# Authentication

# Details

The OpenID Connect used by the BIMData Connect, our authentication system, is built on the shoulders of OAuth2.0.

BIMData Connect handles the sign-in, the login and authentication processes of your application users. You can focus on creating and building your application. The user’s browser is redirected to the Sign-In page by the Web Application.

The Sign-In page is on the BIMData Connect server. The BIMData Connect provides to the user’s browser an Access Token. Then the user’s browser could send requests to the Web Application sending the Access Token. The type of authentication is defined during the creation of the application.

BIMData Connect

# Get your Access Token

BIMData Connect

# Use your Access Token

There are two possible ways to authenticate depending on your application architecture design. You can either:

  • access as an application and benefit from authentication capacities.
  • use a user-behavior authentication.

# When to use an app auth?

# The benefits

# Simple to use

No user means no credentials to manage nor complex workflow, it’s simpler to access via the application.

# Pluggable

You can subscribe to events and use webhooks. It’s the easiest way to provide automation.

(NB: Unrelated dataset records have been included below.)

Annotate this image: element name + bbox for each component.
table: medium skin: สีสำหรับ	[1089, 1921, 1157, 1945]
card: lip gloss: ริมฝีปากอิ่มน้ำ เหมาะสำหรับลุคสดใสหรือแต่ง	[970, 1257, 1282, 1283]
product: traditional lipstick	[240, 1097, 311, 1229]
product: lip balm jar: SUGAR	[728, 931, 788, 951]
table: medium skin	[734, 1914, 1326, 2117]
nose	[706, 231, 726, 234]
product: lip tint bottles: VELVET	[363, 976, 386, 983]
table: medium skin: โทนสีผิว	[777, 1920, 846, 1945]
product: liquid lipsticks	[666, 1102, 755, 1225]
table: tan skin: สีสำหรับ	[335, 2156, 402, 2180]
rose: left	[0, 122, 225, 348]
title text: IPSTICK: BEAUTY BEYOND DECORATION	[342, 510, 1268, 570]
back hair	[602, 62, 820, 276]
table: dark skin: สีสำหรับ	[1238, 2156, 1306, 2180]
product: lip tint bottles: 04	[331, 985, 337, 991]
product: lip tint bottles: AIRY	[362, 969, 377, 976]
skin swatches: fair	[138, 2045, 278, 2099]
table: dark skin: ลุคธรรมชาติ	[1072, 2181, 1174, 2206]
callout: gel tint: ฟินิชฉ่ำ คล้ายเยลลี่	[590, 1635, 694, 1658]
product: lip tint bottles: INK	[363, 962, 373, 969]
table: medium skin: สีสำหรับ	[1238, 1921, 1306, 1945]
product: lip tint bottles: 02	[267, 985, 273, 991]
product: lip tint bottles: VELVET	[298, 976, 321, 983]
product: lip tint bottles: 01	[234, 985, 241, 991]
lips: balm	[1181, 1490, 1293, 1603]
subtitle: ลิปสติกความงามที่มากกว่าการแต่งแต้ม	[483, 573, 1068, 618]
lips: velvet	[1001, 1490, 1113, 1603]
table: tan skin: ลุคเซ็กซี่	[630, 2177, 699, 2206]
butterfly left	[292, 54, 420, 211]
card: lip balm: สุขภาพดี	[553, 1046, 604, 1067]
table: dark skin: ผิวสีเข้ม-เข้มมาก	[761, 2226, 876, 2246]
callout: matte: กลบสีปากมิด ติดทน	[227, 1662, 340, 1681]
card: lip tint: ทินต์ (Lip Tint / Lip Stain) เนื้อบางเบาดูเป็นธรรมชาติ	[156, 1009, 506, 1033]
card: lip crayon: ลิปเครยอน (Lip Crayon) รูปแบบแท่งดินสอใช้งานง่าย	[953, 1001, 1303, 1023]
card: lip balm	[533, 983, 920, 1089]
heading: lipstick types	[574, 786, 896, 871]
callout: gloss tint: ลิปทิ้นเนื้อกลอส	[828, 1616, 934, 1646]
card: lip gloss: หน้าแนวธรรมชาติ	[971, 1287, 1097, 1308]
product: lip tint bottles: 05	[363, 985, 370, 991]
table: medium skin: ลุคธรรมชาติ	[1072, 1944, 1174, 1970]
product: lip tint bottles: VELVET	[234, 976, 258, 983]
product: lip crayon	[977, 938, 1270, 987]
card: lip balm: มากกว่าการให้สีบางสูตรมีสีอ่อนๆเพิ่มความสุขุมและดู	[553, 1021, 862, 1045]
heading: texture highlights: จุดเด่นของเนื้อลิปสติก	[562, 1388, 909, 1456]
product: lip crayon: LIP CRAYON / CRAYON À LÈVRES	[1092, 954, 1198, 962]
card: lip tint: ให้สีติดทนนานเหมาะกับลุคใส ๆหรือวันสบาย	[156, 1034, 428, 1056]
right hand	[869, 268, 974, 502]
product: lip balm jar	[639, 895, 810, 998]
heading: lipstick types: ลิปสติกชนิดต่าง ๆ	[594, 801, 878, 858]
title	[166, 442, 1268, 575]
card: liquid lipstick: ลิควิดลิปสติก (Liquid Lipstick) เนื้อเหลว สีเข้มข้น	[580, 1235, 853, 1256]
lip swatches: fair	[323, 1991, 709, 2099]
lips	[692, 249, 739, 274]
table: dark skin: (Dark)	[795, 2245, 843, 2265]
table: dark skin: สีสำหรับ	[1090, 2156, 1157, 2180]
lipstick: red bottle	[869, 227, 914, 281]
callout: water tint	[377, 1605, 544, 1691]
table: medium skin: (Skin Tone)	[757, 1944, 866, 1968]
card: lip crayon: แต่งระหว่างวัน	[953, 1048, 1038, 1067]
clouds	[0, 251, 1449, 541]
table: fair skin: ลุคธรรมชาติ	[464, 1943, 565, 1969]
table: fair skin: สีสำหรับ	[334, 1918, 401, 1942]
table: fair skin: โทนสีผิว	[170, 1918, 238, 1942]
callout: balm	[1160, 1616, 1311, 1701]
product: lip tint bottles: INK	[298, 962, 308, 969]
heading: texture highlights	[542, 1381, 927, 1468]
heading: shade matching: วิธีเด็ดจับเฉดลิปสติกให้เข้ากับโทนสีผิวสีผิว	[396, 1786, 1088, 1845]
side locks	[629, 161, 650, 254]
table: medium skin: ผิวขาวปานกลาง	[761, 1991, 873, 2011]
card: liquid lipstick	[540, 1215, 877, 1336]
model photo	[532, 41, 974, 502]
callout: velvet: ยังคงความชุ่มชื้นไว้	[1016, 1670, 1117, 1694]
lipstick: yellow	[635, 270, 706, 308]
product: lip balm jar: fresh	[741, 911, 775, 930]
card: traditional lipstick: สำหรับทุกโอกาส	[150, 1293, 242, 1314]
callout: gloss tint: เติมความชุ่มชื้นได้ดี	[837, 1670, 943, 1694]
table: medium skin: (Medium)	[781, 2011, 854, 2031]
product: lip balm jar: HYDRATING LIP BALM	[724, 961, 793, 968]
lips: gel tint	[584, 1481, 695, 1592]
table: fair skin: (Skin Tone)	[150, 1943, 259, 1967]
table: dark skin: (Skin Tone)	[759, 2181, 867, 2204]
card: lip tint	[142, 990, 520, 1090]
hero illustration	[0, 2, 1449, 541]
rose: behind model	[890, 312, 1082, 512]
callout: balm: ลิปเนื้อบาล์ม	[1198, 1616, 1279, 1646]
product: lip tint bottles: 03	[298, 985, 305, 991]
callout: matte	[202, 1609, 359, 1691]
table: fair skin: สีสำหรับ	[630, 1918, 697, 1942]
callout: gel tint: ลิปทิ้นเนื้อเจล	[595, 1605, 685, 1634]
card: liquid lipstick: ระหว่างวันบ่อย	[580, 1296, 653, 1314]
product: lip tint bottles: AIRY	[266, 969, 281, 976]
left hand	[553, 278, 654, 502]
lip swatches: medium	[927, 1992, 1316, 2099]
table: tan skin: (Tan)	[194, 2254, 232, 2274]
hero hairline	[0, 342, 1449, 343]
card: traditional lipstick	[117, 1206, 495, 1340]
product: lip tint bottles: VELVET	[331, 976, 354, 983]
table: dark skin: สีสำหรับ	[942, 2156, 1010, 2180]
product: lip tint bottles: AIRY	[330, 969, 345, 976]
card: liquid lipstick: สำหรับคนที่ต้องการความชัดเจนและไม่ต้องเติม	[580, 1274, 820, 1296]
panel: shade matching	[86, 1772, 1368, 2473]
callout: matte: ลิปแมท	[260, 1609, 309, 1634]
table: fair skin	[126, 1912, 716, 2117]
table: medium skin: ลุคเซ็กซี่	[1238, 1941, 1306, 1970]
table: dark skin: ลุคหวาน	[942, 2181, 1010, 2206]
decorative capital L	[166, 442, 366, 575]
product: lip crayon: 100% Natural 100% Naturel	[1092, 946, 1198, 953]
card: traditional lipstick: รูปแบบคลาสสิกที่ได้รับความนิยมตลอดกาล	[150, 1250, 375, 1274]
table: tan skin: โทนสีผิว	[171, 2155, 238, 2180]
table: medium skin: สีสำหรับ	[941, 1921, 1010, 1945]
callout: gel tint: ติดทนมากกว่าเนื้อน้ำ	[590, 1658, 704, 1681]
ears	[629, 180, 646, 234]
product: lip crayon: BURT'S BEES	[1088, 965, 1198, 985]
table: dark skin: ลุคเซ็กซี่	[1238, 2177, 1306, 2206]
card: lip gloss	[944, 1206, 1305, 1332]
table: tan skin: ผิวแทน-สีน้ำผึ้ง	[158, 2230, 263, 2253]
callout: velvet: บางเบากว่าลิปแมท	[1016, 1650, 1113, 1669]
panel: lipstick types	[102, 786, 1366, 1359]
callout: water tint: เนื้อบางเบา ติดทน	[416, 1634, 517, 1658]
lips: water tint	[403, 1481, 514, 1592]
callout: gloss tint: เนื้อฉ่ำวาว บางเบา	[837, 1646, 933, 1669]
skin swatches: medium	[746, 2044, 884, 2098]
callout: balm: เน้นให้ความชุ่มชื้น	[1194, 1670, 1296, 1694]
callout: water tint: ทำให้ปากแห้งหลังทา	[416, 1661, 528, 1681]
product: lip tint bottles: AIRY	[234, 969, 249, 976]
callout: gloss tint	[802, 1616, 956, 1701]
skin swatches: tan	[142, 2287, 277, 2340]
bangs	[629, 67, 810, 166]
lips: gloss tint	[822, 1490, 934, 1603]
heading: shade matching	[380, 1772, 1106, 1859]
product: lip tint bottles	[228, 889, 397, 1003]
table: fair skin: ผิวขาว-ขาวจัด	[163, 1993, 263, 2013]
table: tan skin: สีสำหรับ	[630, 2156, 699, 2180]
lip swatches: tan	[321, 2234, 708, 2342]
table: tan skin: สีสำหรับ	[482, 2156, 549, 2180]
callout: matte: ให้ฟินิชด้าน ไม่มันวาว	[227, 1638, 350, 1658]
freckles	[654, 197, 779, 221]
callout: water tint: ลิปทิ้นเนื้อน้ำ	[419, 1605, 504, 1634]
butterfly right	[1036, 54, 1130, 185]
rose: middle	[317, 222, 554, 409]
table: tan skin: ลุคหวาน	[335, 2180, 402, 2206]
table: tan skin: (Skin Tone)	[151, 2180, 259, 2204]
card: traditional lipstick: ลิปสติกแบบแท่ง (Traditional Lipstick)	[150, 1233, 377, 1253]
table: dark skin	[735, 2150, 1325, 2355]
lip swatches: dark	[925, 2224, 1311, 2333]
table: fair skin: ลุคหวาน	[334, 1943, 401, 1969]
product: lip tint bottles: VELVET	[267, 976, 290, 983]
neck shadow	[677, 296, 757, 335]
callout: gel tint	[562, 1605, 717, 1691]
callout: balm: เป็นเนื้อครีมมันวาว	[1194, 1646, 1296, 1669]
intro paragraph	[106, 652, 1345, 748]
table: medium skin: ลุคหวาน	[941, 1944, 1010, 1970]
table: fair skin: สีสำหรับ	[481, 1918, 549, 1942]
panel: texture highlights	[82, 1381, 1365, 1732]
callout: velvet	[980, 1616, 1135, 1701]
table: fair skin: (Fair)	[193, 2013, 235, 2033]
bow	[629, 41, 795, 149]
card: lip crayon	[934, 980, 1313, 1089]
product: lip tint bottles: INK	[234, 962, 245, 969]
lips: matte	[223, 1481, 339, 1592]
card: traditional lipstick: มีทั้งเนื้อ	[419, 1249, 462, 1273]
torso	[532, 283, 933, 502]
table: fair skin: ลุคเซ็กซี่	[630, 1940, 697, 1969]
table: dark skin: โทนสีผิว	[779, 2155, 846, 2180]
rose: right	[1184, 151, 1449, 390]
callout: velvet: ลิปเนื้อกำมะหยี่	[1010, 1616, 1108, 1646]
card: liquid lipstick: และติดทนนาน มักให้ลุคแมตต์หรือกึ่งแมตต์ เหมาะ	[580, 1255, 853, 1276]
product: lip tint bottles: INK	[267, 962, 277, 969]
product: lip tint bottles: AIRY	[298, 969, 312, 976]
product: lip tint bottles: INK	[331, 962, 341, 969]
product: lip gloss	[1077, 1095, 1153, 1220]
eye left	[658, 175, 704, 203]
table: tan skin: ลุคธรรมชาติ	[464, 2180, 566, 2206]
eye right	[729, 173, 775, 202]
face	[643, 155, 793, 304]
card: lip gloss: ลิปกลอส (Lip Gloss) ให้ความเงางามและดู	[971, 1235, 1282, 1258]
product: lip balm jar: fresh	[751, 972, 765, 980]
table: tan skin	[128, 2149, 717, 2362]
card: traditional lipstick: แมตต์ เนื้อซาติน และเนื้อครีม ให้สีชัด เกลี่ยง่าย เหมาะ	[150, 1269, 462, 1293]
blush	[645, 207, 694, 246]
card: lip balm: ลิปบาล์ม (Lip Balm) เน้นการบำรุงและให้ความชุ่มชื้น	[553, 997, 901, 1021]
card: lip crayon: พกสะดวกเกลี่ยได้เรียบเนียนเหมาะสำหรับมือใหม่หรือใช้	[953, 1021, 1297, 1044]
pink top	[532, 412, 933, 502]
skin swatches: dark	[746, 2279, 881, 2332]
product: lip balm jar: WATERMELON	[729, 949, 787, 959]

Use it when you need to have a scheduled response to an event and launch a script depending on this response.

Important

You cannot access as a user, therefore you cannot:

  • do any impersonation
  • manage fine granularity with access rights
  • share data with other applications using BIMData

# When to use a user impersonation?

# The benefits

# User’s name as the author

  • Emulating the user’s actions enables you to act in the name of the user.
  • Creating content with impersonation writes the user’s name in the creator’s name of this content.

# Sharing the authoring

Your script can modify data created by the user and amend it.

# Let BIMData handle the complexity

The credentials complexity is handled by the BIMData Connect authentication server. This option is compliant with the user’s credentials. Use it when you need to access the user’s log, such as the user’s history, and report actions.

# Authentication Flows

OpenID Connect has different authentication flows and you have to choose the one which fits your needs the best.

# Authorization code flow

This flow is designed to be used with apps using a backend with templating technologies. It gives you an Access Token you can use directly to call the API and a Refresh Token you can use later to behave as a user even without the user actually using the application (ie: cron, asynchronous data processing).

You can forward the Access Token to the browser and let the browser directly call the BIMData API. It this case, you need to implement a way to refresh the Access Token when it expires.

Note

More information and libraries

# Usage example

  • Enrichment of your app’s data with your own dataset.

# Implicit flow

This flow is designed to be used with apps without a backend like mobiles apps or full javascript apps. Implicit flow is the way when you don’t need a back-end software. Everything is done in the user’s browser. It retrieves the access_token and can use it as you want. But when the token expires, you need the user to refresh it.

Note

Example and libraries

# Usage examples

  • Get the Access Token by the browser to use it directly after getting it.
  • Reporting into the application of the user’s actions.